On Tuesday between 8am and 9am LT, I had added Acl code into SDB1_LC
to be able to substitute the B5 QD2 signals used for drift control
with the error signal of the SDB2 B1p QD1 galvo loop. I could at that
time successfully lock the bench drift control, after having changed
the sign of the error signal, and use DC centering instead of 2f
centering for the error signal.
Doing the same in LN3 has failed twice (once on Tuesday and once on
Thursday, each time at the beginning of the commissioning shift).
I went then to DRMI 1F, where one can move SDB1 significantly while
still having a 112MHz 2f signal. After a few tries I have realized I
have used the H B1p QD1 signal twice both for horizontal and vertical
bench control. After changing that and adjusting the vertical sign I
was able to close the drift control of SDB1 using B1p QD1. I have
disabled floating set points to avoid potential complication from the
set point automation.
The first lock acquisition failed (at CARM to MC), but the second went
to CARM NULL 1F without problems, and without any manual commands for
the SDB1 LC.
Unlocked while opening the OMC slow shutter, but before it actually
opened. The correction on SDB1 TY were high at +/-30V before that, for
at least a minute. Reducing the horizontal signal gain by a factor
3. Most of the RMS was at ~5Hz, which could be the zero phase crossing
of the SDB1 TY open loop TF. On B5 QD2 there was a significantly
different offset compared to the normal lock acquisition, so to lock
the OMC actually a way of adding offset in the SDB1 control in this
configuration needs to be found.
Adding offsets on B1_DARM_TX/TY_offset of the order of 1 or 2 works to
correct the offset in the SDB1 alignment. Adding static galvo
correction using B1p_QD1_H/V_offset is a better option, as that keeps
the beam centered on the quadrant.
To complete the alignment scheme in this configuration one would need
to turn back on the galvo on B1p QD1 with a low bandwidth once the OMC
drift control based on the DARM line is enabled. Today doing it by hand by
adjusting the static galvo correction.
17:13 UTC (3min) LN2 reference time
continuing to LN3 and adjusting the B1p QD1 galvo offset to follow the
misalignment of SR
17:31 UTC (30min) LN3 reference time
Figure 1 compares the in-loop control in LN3 with B1p QD1 112MHz
signal in loop (blue) and with normal B5 QD2 in loop (purple). The
sensing noise is clearly higher using B1p QD1 112MHz by up to factor
10. But it is not coherent with the sensitivity, and doesn't increase
the h(t) spectrum.
Around 18:08 UTC Restored control to using B5 QD2 while the
interferometer was locked. It did a large step in the alignment, as the
OMC drift control had to learn the difference in offset. The B5 QD2 offset
is set for the aligned SR condition, and not the SR misaligned. After
a few minutes the SDB1 alignment came back to the starting point.

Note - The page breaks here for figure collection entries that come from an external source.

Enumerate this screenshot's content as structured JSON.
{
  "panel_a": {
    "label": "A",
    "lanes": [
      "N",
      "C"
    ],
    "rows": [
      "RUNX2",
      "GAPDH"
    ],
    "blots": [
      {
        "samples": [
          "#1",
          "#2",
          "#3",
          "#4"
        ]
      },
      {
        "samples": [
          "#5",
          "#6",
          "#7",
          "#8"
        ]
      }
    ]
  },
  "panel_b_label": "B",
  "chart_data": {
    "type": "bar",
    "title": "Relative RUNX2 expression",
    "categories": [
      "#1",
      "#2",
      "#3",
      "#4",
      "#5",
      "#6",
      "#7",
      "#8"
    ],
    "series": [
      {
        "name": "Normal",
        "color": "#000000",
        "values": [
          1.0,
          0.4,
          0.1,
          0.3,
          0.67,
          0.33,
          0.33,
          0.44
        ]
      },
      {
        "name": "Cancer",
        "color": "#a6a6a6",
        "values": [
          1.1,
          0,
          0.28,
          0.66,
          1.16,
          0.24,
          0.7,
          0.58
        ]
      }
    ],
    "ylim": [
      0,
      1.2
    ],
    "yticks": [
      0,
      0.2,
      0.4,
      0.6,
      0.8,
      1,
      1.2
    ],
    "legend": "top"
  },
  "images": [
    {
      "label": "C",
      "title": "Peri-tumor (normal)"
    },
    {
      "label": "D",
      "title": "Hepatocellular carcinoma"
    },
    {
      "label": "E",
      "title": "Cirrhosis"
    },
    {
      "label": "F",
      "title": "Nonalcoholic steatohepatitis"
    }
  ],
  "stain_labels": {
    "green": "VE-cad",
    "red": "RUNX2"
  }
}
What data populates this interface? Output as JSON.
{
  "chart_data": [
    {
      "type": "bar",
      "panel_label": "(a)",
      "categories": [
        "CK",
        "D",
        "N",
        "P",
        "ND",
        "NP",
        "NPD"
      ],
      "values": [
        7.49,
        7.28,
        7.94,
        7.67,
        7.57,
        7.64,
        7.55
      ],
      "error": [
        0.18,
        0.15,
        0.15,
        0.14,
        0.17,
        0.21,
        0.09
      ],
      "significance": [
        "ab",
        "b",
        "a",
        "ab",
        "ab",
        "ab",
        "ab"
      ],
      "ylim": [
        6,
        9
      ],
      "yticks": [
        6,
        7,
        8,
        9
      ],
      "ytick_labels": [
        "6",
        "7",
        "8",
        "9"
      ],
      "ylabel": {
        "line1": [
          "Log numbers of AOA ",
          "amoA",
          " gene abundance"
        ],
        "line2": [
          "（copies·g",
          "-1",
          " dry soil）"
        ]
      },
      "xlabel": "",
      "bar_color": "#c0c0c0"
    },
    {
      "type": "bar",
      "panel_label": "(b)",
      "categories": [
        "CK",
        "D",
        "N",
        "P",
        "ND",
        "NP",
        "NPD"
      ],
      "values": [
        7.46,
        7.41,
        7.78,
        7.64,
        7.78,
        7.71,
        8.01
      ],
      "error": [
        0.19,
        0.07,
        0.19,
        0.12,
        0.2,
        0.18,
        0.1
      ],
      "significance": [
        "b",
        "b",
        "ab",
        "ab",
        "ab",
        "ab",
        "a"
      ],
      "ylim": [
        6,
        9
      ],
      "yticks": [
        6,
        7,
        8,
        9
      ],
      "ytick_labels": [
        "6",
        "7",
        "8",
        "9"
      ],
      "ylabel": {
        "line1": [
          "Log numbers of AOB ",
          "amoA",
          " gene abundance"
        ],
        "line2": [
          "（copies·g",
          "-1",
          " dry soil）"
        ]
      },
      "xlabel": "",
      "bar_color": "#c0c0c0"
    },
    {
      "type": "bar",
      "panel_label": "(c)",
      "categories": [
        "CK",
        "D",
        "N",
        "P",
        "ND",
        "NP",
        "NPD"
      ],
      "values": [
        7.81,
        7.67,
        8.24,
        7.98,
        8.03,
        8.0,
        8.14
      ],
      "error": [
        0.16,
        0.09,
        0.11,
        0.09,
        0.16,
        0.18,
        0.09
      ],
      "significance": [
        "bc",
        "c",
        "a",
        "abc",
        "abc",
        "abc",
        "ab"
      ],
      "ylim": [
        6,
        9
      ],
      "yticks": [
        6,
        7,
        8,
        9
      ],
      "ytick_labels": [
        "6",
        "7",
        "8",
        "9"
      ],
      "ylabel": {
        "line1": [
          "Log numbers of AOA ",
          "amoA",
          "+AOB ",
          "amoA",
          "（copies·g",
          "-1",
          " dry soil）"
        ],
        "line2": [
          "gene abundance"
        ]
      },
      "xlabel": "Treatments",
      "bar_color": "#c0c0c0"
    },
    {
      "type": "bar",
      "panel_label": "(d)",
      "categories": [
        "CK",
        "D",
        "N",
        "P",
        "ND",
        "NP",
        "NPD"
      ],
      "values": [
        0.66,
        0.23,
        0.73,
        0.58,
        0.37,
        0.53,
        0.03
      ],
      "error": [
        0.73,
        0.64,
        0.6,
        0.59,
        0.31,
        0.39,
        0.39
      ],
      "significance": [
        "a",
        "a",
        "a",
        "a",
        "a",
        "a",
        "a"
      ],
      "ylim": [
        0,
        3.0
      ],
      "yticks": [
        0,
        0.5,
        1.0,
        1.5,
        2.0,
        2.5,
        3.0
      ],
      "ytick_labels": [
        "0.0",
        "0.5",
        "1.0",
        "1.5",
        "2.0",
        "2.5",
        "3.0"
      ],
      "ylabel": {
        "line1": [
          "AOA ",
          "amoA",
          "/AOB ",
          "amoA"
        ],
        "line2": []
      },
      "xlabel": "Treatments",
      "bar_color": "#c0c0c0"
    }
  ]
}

Figure 2 at 18:26 UTC I have change the SR TY set point from 175 to
190, so that the DCP pole measured by Hrec moves back to the 180-185Hz
that was measured before the DARM notch filter were changed. I haven't
changed the automation so this will be reset at the next relock.
Renable floating set point one minute after going to Science, prompted by re-reading the logbook entry before posting.
I will add an SR TX offset after one hour of Science mode.